NTSB reveals Asiana flight 214 more than 30 knots slower than expected at crash point


The fuselage of Asiana Flight 214, which crashed July 6, 2013, remains at San Francisco Airport as the investigation into the cause continues. (Photo courtesy of the National Transportation Security Board via Wikimedia Commons.)

The National Transportation Safety Board on Monday revealed that Asiana Airlines Flight 214 was going just 103 knots moments before it appears to have crashed into a sea wall at the edge of the runway at San Francisco International Airport on Saturday.

The target speed for a plane of that size, a Boeing 777, is 137 knots. NTSB officials have said they are in the middle of a thorough investigation of the crash, which killed two people and wonded more than 100 people, and declined to speculate on why the plane was travelling so much more slowly that in should been.

NTSB teams will review physical, video and data evidence to better understand the circumstances surrounding the crash and put those lessons back into improving airplane design and airline procedures, NTSB chairwoman Deborah Hersman during a press conference on Monday.

The data also revealed the plane executed a speed increase to 106 knots immediately before the crash — perhaps indicating the pilots became aware they were too low or too slow immediately before impact. Both engines were producing power at the time of impact, the NTSB said.

In addition, Hersman confirmed what many have long suspected — that the two fatalaties, two Chinese teenage girls, were seated in the back of the plane, which seems to have suffered most of the damage.

NTSB officials also detailed the position of key pieces of debris, including part of the tailcone in the water off the runway, seeming to indicate it may have struck the sea wall and fallen away from the plane, which then contacted the runway — leaving a trail of debris in its wake.

Officials said they would interview all four pilots from the flight on Monday, including one who's experience was mostly flying the larger, and older Boeing 747. He had yet to obtain his rating with 777s, and was accompanied by a training captain in the cockpit.

The pilots spoke both Korean and English, according to the cockpit voice recorder, but the NTSB said language was not a contributing factor to the crash. English is the universal language for aviation pilots, who must be able to communicate with air traffic control operators. 

The NTSB said a transcript of the conversation would eventually be made public. 

In an earlier press conference Monday morning, San Francisco fire officials confirmed that they were investigating whether one of their responding fire engines may have run over one of the two women who died in the crash. San Francisco Fire Department Airport Deputy Chief Dale Carnes said firefighters on scene quickly became aware of the possibility and notified the San Francisco and FBI. The fire department is cooperating with the police and the FBI as they investigate whether the woman died in the crash, or, and if, she died from being run over.
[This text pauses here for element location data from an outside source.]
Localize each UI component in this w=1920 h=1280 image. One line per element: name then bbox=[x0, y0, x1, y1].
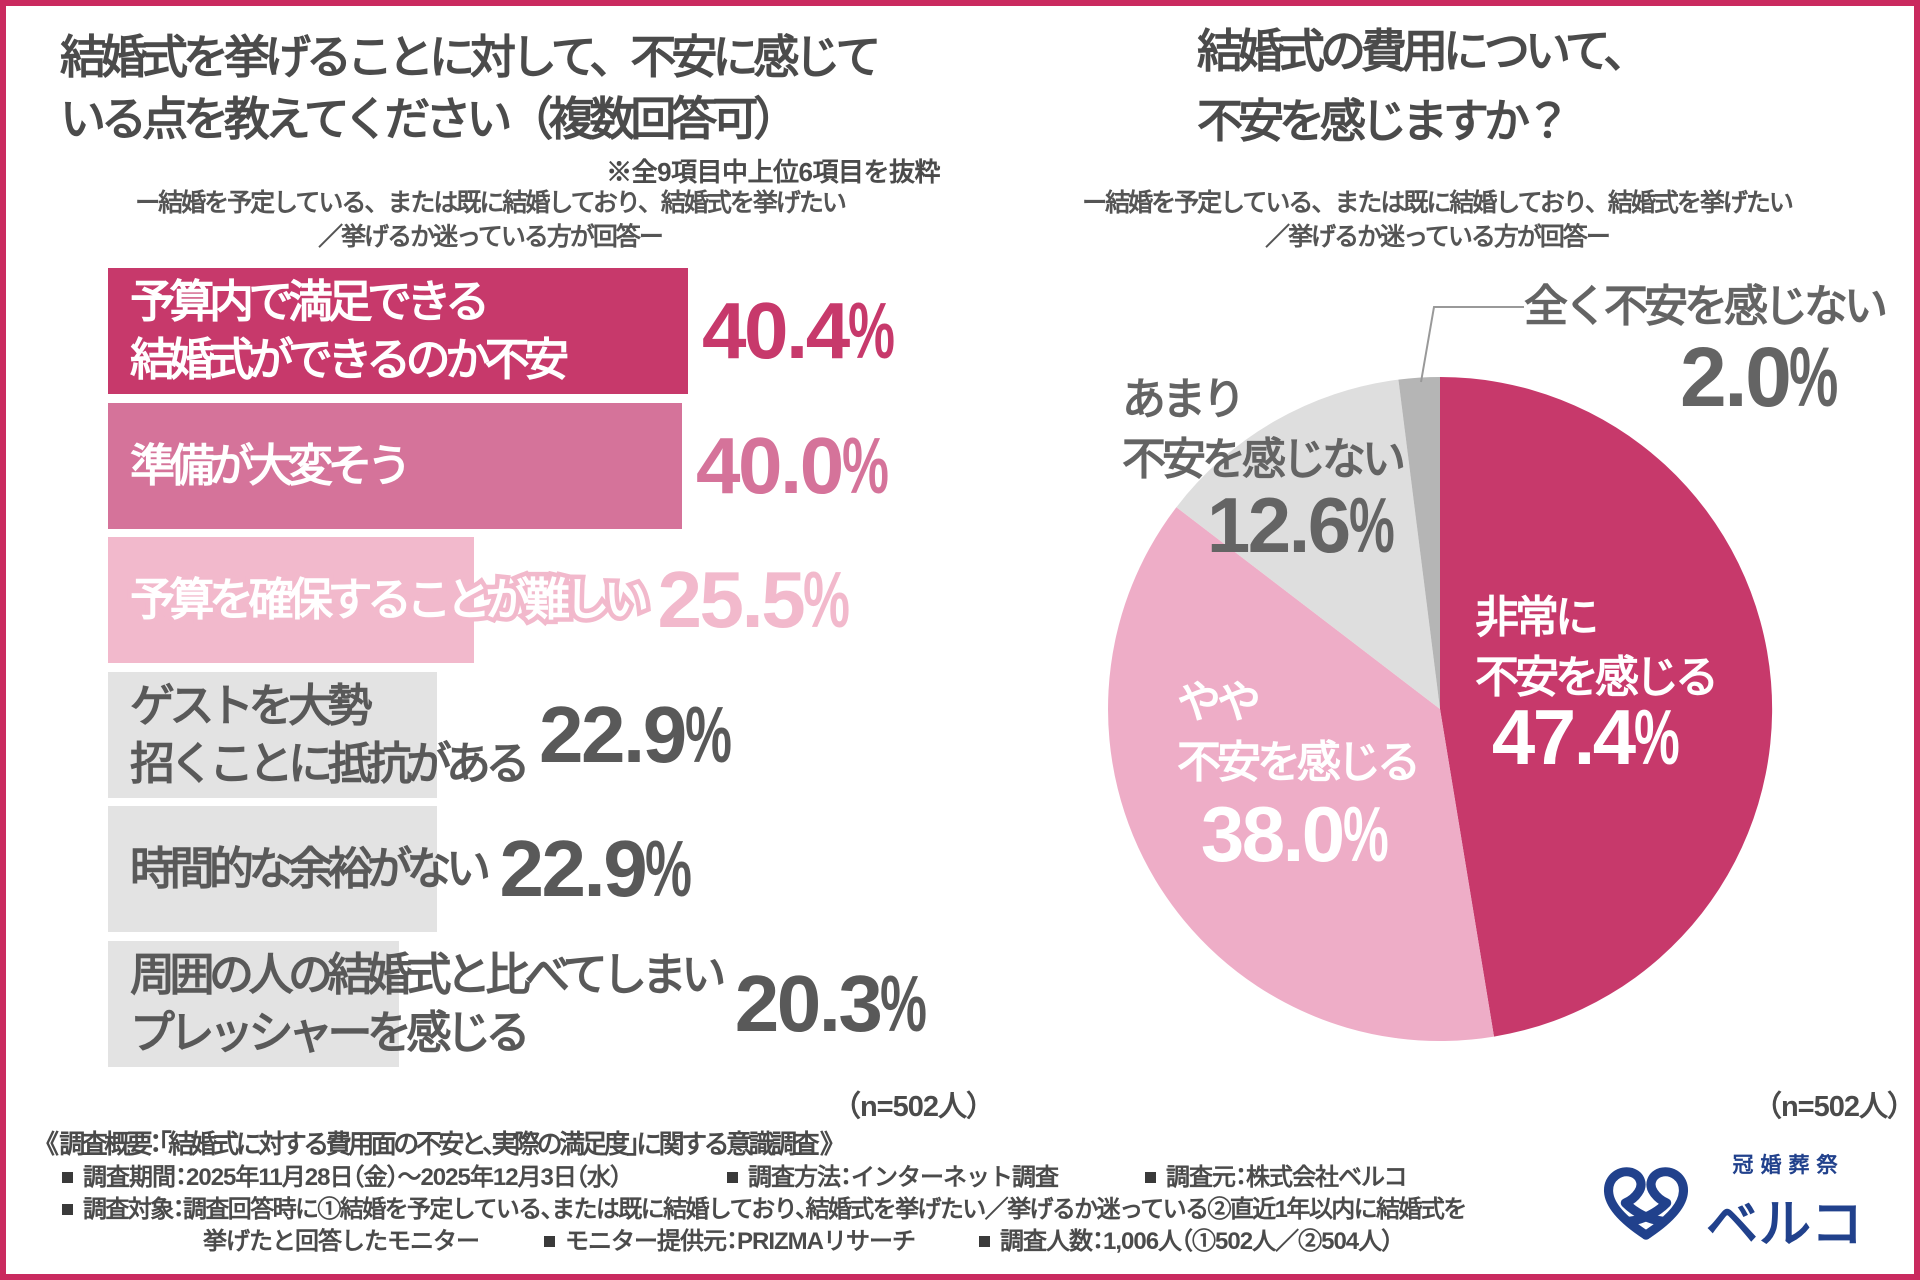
pie-chart-title: 結婚式の費用について、 不安を感じますか？ bbox=[1197, 16, 1649, 156]
bar-category-label-4: 時間的な余裕がない bbox=[130, 843, 491, 894]
footer-row-1: 調査期間：2025年11月28日（金）～2025年12月3日（水） 調査方法：イ… bbox=[0, 1157, 1920, 1191]
survey-target-continued: 挙げたと回答したモニター bbox=[203, 1228, 480, 1255]
bar-chart: 予算内で満足できる 結婚式ができるのか不安 40.4% 準備が大変そう 40.0% 予算を… bbox=[108, 268, 968, 1078]
survey-monitor-source: モニター提供元：PRIZMAリサーチ bbox=[544, 1221, 916, 1256]
bar-value-label-5: 20.3% bbox=[734, 959, 928, 1048]
pie-label-text: やや bbox=[1177, 678, 1261, 727]
bar-chart-title-line1: 結婚式を挙げることに対して、不安に感じて bbox=[60, 31, 881, 83]
bar-text-5: 周囲の人の結婚式と比べてしまい プレッシャーを感じる 20.3% bbox=[108, 941, 968, 1067]
bar-chart-subtitle-line2: ／挙げるか迷っている方が回答ー bbox=[318, 223, 664, 251]
pie-label-not-much-anxious: あまり 不安を感じない 12.6% bbox=[1122, 370, 1406, 564]
bar-category-label-3: ゲストを大勢 招くことに抵抗がある bbox=[130, 680, 531, 789]
bar-text-3: ゲストを大勢 招くことに抵抗がある 22.9% bbox=[108, 672, 968, 798]
pie-chart-subtitle-line2: ／挙げるか迷っている方が回答ー bbox=[1265, 223, 1611, 251]
bar-fill-2 bbox=[108, 537, 474, 663]
bar-fill-1 bbox=[108, 403, 682, 529]
survey-count: 調査人数：1,006人（①502人／②504人） bbox=[979, 1221, 1393, 1256]
pie-leader-line bbox=[1420, 306, 1524, 383]
bar-text-2: 予算を確保することが難しい 25.5% bbox=[108, 537, 968, 663]
pie-label-text: 不安を感じる bbox=[1177, 738, 1421, 787]
survey-overview: 《 調査概要：「結婚式に対する費用面の不安と、実際の満足度」に関する意識調査 》 bbox=[46, 1129, 833, 1159]
bar-fill-0 bbox=[108, 268, 688, 394]
pie-slice-1 bbox=[1108, 507, 1494, 1042]
pie-label-text: 不安を感じる bbox=[1475, 653, 1719, 702]
bar-value-label-0: 40.4% bbox=[702, 286, 895, 375]
pie-chart-title-line2: 不安を感じますか？ bbox=[1197, 95, 1571, 147]
logo-big-text: ベルコ bbox=[1706, 1196, 1864, 1254]
footer-row-2: 調査対象：調査回答時に①結婚を予定している、または既に結婚しており、結婚式を挙げ… bbox=[0, 1189, 1920, 1223]
bar-row-2: 予算を確保することが難しい 25.5% bbox=[108, 537, 968, 663]
pie-slice-2 bbox=[1176, 379, 1440, 709]
bar-category-label-0: 予算内で満足できる 結婚式ができるのか不安 bbox=[130, 276, 569, 385]
logo-text-block: 冠婚葬祭 ベルコ bbox=[1700, 1143, 1870, 1257]
survey-target: 調査対象：調査回答時に①結婚を予定している、または既に結婚しており、結婚式を挙げ… bbox=[62, 1189, 1467, 1224]
bar-category-label-5: 周囲の人の結婚式と比べてしまい プレッシャーを感じる bbox=[130, 949, 726, 1058]
bar-text-4: 時間的な余裕がない 22.9% bbox=[108, 806, 968, 932]
pie-label-no-anxiety: 全く不安を感じない 2.0% bbox=[1524, 277, 1888, 424]
pie-value-vehemently: 47.4% bbox=[1491, 693, 1680, 781]
bar-fill-5 bbox=[108, 941, 399, 1067]
pie-label-vehemently-anxious: 非常に 不安を感じる 47.4% bbox=[1475, 588, 1719, 781]
pie-chart-subtitle-line1: ー結婚を予定している、または既に結婚しており、結婚式を挙げたい bbox=[1082, 189, 1794, 217]
logo-small-text: 冠婚葬祭 bbox=[1732, 1154, 1845, 1177]
bar-chart-sample-size: （n=502人） bbox=[831, 1091, 995, 1123]
bar-text-0: 予算内で満足できる 結婚式ができるのか不安 40.4% bbox=[108, 268, 968, 394]
survey-period: 調査期間：2025年11月28日（金）～2025年12月3日（水） bbox=[62, 1157, 622, 1192]
pie-slice-3 bbox=[1398, 376, 1440, 709]
bar-value-label-1: 40.0% bbox=[696, 421, 889, 510]
footer-row-3: 挙げたと回答したモニター モニター提供元：PRIZMAリサーチ 調査人数：1,0… bbox=[0, 1221, 1920, 1255]
bar-value-label-2: 25.5% bbox=[657, 555, 851, 644]
pie-value-none: 2.0% bbox=[1680, 330, 1839, 424]
bar-row-0: 予算内で満足できる 結婚式ができるのか不安 40.4% bbox=[108, 268, 968, 394]
bar-chart-title-line2: いる点を教えてください（複数回答可） bbox=[60, 93, 799, 145]
bar-row-3: ゲストを大勢 招くことに抵抗がある 22.9% bbox=[108, 672, 968, 798]
bar-row-4: 時間的な余裕がない 22.9% bbox=[108, 806, 968, 932]
pie-chart-title-line1: 結婚式の費用について、 bbox=[1197, 25, 1649, 77]
bar-text-1: 準備が大変そう 40.0% bbox=[108, 403, 968, 529]
pie-label-text: あまり bbox=[1122, 375, 1246, 424]
survey-source: 調査元：株式会社ベルコ bbox=[1145, 1157, 1408, 1192]
pie-label-somewhat-anxious: やや 不安を感じる 38.0% bbox=[1177, 673, 1421, 878]
pie-label-text: 不安を感じない bbox=[1122, 435, 1406, 484]
bar-category-label-1: 準備が大変そう bbox=[130, 440, 412, 491]
bar-chart-subtitle-line1: ー結婚を予定している、または既に結婚しており、結婚式を挙げたい bbox=[135, 189, 847, 217]
pie-slice-0 bbox=[1440, 376, 1773, 1037]
pie-label-text: 非常に bbox=[1475, 593, 1599, 642]
pie-chart-sample-size: （n=502人） bbox=[1752, 1091, 1916, 1123]
pie-chart bbox=[1108, 306, 1773, 1042]
double-heart-icon bbox=[1604, 1167, 1688, 1240]
bar-fill-4 bbox=[108, 806, 437, 932]
bar-row-1: 準備が大変そう 40.0% bbox=[108, 403, 968, 529]
pie-value-somewhat: 38.0% bbox=[1200, 790, 1389, 878]
bar-chart-subtitle: ー結婚を予定している、または既に結婚しており、結婚式を挙げたい ／挙げるか迷って… bbox=[40, 186, 940, 254]
bar-fill-3 bbox=[108, 672, 437, 798]
bar-row-5: 周囲の人の結婚式と比べてしまい プレッシャーを感じる 20.3% bbox=[108, 941, 968, 1067]
pie-label-text: 全く不安を感じない bbox=[1524, 282, 1888, 331]
pie-value-not-much: 12.6% bbox=[1206, 481, 1395, 569]
bar-value-label-4: 22.9% bbox=[499, 824, 693, 913]
survey-method: 調査方法：インターネット調査 bbox=[727, 1157, 1059, 1192]
bar-category-label-2: 予算を確保することが難しい bbox=[126, 570, 654, 630]
pie-chart-subtitle: ー結婚を予定している、または既に結婚しており、結婚式を挙げたい ／挙げるか迷って… bbox=[980, 186, 1894, 254]
bar-chart-title: 結婚式を挙げることに対して、不安に感じて いる点を教えてください（複数回答可） bbox=[60, 26, 881, 150]
bar-chart-note: ※全9項目中上位6項目を抜粋 bbox=[606, 157, 940, 187]
bar-value-label-3: 22.9% bbox=[539, 690, 732, 779]
bellco-logo: 冠婚葬祭 ベルコ bbox=[1592, 1143, 1892, 1254]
Hersman said the NTSB viewed that possibility as "very serious" and said they were looking into the possibility. 

"We need to conduct additional interview and let coroners do their work," she said.

Media reports in the past day have been filled with reports of emergency exit slides that mistakenly opened in the plane, rather than after a door was opened. Hersman said investigators had seen those reports and also heard as much in interviews with the flight crew. She said investigators would look into whether there was a malfunction that should be addressed.